Overall, Rosario really enjoyed her experience as a summer researcher. The collaborative and open atmosphere in the lab, says Rosario, has helped her grow. For example, the lab holds occasional meetings called “Idea Club,” where researchers in the lab bring a question they’re struggling with or an idea they’re excited about, and other lab members give their input. “There’s a lot of scientific independence and curiosity,” says Rosario.

Rosario has especially enjoyed getting to know the graduate students in the lab, like Ryan Elbashir, a rising third-year doctoral student. Elbashir was also an MSRP-Bio student in 2018 and was one of the reasons Rosario chose the Vander Heiden lab. After a discussion with Elbashir about the importance of diversity in research, they formed a connection. “Alejandra is very inquisitive and comfortable around other people in the lab,” says Elbashir.

Rosario’s formal mentor, fourth-year MD/PhD student Sarah Chang, has also supported Rosario’s research goals by helping Rosario design research protocols and understand lab jargon. “Sarah’s been nothing but amazing,” says Rosario. “She’s teaching me how to think like a scientist.”

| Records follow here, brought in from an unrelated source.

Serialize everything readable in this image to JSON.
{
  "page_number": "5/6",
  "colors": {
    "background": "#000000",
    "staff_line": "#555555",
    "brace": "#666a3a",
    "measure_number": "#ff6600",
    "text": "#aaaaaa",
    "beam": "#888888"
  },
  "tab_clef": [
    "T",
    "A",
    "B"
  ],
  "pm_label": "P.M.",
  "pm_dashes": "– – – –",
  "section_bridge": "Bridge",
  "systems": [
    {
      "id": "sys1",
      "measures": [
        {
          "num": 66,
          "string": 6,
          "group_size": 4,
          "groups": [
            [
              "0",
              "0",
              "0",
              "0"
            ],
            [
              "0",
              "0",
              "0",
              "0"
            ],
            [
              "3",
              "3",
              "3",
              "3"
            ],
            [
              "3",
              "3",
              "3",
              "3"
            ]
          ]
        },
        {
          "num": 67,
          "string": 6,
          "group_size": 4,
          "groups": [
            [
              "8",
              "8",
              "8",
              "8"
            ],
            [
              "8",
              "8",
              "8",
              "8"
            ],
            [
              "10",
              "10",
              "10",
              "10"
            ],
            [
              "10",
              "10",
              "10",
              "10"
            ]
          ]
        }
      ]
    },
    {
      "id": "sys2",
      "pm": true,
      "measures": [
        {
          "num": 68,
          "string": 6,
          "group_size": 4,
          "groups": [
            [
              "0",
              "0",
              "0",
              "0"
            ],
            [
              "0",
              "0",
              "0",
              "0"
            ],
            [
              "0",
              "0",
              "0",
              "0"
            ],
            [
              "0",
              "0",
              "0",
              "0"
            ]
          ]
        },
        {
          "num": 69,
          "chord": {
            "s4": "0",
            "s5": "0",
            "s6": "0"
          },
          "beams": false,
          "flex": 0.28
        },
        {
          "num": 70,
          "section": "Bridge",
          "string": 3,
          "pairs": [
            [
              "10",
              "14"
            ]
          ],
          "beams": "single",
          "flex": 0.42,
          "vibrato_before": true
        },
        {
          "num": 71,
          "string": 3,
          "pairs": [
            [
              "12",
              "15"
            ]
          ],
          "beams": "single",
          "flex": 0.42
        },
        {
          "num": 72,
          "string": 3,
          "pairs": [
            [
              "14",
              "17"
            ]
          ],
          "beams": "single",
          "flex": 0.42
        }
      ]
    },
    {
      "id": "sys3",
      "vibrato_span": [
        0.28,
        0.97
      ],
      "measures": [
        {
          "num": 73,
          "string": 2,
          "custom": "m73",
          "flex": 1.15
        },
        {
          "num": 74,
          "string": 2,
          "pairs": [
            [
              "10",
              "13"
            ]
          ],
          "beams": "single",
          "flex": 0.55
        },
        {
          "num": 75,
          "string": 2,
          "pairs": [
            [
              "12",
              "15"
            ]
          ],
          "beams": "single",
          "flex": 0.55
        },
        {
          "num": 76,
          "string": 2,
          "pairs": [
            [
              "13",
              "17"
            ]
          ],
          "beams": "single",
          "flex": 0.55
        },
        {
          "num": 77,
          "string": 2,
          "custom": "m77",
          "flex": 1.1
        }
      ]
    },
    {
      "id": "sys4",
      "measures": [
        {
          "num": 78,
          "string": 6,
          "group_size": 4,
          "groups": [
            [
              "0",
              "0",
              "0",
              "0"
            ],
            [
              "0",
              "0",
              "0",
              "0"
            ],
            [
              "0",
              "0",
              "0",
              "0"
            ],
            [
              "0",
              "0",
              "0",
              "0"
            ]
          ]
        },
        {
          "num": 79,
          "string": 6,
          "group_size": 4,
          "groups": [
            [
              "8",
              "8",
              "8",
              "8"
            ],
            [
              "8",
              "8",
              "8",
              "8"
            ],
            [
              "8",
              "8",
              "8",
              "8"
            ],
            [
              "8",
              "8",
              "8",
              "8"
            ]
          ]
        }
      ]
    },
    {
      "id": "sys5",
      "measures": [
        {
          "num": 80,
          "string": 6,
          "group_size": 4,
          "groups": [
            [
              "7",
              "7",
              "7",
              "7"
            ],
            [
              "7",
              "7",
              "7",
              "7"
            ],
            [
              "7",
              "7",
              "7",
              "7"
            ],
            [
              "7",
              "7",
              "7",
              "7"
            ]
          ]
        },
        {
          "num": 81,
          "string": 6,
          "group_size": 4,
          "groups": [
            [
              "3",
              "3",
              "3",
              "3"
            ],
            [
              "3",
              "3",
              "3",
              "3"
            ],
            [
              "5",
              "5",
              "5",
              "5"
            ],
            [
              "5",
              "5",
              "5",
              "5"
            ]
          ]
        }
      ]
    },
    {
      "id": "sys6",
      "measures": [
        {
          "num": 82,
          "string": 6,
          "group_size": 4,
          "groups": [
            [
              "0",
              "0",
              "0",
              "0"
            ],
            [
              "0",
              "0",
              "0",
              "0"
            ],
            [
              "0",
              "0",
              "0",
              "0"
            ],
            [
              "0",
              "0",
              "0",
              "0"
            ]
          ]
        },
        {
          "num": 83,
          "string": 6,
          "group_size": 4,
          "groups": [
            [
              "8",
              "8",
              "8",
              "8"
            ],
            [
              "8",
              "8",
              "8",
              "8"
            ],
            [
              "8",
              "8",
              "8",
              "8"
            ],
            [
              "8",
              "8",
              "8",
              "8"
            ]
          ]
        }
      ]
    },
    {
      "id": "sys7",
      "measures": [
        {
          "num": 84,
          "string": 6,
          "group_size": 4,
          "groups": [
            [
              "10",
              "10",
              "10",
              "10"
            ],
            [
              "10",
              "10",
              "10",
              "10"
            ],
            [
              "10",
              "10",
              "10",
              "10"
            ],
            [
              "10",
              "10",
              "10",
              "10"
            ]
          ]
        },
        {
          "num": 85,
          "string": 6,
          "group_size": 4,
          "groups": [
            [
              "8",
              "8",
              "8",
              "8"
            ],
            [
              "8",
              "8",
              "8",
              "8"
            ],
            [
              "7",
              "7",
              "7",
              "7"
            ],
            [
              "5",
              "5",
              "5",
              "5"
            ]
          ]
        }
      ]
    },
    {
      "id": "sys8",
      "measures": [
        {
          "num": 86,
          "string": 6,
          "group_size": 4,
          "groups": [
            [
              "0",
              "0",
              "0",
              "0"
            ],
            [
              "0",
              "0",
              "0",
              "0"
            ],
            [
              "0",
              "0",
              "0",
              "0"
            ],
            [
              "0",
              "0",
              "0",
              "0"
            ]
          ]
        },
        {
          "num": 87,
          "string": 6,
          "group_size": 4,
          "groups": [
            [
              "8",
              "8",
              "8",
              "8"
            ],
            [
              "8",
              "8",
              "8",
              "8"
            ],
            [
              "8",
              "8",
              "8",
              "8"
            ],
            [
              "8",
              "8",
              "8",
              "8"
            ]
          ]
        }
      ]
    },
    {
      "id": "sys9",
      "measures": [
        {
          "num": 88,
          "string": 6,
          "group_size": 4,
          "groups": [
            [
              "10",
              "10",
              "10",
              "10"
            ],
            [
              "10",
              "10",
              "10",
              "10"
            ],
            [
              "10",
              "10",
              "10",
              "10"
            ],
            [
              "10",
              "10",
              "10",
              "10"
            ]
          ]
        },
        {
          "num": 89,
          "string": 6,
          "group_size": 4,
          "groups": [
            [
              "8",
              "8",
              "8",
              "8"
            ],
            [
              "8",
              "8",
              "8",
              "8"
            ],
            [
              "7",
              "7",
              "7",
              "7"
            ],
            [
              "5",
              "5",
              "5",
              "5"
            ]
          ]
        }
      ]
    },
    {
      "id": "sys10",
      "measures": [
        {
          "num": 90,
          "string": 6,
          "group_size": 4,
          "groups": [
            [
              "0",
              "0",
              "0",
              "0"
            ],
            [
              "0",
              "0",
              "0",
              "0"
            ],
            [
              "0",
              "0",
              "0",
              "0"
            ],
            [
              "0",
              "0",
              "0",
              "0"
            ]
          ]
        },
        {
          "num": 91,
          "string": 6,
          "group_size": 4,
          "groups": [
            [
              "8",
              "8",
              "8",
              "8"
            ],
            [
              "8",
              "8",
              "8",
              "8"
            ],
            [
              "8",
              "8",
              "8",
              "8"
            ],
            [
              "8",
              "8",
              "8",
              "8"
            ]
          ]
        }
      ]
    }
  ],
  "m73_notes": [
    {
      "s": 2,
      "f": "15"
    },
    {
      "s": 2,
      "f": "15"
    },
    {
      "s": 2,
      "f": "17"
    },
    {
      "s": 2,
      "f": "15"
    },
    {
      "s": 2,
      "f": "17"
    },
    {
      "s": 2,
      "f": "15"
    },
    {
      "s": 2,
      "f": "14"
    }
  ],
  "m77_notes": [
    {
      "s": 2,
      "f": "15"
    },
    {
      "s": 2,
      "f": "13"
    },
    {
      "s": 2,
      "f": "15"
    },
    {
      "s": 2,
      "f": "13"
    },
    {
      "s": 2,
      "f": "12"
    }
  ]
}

Rosario plans to build on the research she completed this summer in an MD/PhD program. She’d love to return to MIT or the Vander Heiden lab to carry out her future research and would like to continue to find ways to contribute to the development of cancer therapies. She’s very committed to studying cancer biology and wants to continue exploring the different sub-fields of cancer research during her senior year.

She plans to be a mentor to other young scientists, as well, and “pay it forward” to a new generation of underrepresented researchers. Mentoring, she says, creates a “chain reaction” of scientists supporting other scientists, which leads to better advances in research.

“By doing research and pursuing a question to the best of my abilities, I can impact as many people as possible,” she says.